Shallot Dartois

P4

Shallot Dartois
 
Serves: 4
Ingredients
  • 16 echalion (banana) shallots
  • 100g butter
  • 1 bottle of red wine
  • 10g thyme
  • 50g caster sugar
  • 200g puff pastry
  • egg yolk
  • salt and pepper
Method
  1. Peel and finely slice the shallots lengthways.
  2. In a heavy-bottomed pan add the butter and allow to sizzle.
  3. Now add all the sliced shallots, season with salt and pepper and allow to cook down for about 10 mins.
  4. Once the shallots start to lose their volume in the pan, add the wine, thyme and sugar and continue to cook until all the liquid has evaporated.
  5. Once this has been achieved, remove from the heat - you should be left with a rich, deep, dark red shallot mixture that sticks together.
  6. Allow to cool.
  7. Roll out the pastry until it is 3-5mm thick.
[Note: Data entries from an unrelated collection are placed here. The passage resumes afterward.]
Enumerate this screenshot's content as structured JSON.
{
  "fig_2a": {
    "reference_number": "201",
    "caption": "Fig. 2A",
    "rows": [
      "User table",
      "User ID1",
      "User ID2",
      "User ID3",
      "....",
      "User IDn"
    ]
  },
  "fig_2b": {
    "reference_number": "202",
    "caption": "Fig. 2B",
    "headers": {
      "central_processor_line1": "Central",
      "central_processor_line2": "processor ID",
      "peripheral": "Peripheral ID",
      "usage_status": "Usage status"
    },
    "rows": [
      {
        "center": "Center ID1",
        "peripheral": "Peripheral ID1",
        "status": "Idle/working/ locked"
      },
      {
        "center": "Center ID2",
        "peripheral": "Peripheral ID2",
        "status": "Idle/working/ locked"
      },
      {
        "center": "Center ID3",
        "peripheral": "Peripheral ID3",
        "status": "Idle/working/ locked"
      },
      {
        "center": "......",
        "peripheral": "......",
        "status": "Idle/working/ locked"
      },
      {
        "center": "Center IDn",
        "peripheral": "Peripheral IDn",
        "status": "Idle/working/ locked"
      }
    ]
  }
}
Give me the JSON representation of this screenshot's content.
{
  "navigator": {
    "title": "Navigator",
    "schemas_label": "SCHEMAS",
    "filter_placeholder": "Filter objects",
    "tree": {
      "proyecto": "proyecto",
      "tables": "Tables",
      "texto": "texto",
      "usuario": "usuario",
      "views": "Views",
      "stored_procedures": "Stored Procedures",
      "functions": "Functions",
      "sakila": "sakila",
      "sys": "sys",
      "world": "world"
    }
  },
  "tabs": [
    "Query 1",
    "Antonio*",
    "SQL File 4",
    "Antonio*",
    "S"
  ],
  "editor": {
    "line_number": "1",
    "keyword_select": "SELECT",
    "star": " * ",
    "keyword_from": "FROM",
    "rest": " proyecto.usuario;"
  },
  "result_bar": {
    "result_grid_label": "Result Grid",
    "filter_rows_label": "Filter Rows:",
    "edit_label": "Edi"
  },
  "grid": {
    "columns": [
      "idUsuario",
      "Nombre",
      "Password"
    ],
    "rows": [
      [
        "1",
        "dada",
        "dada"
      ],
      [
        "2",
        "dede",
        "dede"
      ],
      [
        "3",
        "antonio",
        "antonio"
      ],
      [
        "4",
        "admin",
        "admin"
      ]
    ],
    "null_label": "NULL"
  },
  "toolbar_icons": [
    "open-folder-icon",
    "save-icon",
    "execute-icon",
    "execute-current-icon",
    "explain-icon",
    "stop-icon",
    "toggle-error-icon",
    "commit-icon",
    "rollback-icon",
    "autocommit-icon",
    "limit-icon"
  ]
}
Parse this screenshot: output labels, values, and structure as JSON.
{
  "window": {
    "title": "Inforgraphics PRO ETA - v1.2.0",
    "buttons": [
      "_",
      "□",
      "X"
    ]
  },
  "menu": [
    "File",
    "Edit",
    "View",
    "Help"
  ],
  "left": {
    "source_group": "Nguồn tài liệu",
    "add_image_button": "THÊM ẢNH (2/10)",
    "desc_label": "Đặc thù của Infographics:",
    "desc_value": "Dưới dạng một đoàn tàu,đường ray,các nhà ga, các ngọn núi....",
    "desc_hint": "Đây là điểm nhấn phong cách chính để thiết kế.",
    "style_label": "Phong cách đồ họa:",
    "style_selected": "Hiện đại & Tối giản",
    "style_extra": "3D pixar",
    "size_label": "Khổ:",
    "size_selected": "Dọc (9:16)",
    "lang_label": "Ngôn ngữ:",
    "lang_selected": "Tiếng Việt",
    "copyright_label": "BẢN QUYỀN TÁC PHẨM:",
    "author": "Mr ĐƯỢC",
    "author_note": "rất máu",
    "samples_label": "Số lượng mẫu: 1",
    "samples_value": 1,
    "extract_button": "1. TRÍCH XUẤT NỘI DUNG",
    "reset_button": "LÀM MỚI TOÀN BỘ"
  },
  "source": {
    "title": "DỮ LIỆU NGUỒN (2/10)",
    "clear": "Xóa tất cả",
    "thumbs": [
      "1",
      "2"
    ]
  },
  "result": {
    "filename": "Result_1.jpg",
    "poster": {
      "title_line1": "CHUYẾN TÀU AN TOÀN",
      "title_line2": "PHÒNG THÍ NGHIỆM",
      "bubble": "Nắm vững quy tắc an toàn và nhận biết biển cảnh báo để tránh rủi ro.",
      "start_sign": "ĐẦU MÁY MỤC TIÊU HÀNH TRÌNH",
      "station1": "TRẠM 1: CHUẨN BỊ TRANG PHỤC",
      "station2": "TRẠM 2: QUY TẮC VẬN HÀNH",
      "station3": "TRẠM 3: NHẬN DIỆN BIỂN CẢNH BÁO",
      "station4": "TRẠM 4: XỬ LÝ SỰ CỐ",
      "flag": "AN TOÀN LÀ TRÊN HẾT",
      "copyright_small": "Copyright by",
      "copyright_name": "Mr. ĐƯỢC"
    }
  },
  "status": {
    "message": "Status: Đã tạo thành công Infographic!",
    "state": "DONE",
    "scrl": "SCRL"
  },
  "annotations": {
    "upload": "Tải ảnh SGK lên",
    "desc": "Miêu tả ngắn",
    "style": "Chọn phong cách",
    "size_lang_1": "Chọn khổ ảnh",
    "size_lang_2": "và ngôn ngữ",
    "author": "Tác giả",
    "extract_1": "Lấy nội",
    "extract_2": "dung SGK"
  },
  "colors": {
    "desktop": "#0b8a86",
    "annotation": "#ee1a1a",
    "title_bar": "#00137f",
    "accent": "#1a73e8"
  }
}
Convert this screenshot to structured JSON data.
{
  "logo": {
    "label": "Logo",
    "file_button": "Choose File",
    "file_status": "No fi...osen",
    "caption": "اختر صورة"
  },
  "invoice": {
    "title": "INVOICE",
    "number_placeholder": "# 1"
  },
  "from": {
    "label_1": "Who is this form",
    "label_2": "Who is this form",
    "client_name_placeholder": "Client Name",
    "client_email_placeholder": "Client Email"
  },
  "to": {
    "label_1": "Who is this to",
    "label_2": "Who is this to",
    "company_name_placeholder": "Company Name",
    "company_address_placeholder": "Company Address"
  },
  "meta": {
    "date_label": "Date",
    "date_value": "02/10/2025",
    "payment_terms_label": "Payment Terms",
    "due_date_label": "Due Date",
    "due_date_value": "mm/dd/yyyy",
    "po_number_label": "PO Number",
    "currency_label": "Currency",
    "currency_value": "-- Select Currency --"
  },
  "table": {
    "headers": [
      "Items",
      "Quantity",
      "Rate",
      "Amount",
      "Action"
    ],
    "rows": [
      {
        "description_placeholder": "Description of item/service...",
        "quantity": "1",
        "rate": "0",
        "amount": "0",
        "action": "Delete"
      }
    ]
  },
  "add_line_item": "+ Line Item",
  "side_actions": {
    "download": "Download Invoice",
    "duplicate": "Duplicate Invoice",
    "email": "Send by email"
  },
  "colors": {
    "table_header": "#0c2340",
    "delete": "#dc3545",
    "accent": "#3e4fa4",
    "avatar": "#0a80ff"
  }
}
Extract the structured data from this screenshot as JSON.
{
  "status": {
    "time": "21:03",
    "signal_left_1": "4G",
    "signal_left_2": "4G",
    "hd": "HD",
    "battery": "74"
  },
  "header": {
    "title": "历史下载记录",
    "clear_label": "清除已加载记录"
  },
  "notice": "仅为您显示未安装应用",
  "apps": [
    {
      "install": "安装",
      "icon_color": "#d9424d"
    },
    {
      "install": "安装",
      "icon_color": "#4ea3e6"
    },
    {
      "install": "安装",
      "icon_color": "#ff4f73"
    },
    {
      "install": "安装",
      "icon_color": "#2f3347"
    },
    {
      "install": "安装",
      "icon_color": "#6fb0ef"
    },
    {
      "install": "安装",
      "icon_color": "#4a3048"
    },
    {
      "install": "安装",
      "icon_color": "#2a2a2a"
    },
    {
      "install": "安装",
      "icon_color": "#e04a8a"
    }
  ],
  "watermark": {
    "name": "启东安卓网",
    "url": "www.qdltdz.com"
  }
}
  8. Brush with an egg yolk and place a ‘sausage’ of the cold shallot mixture 2.5cm away from the edge nearest you.
  9. Roll up as you would if making a sausage roll.
  10. Brush with the egg mix and allow to set in the fridge.
  11. When required place on a non-stick tray and bake at 200C/Gas6 for 12–15 mins.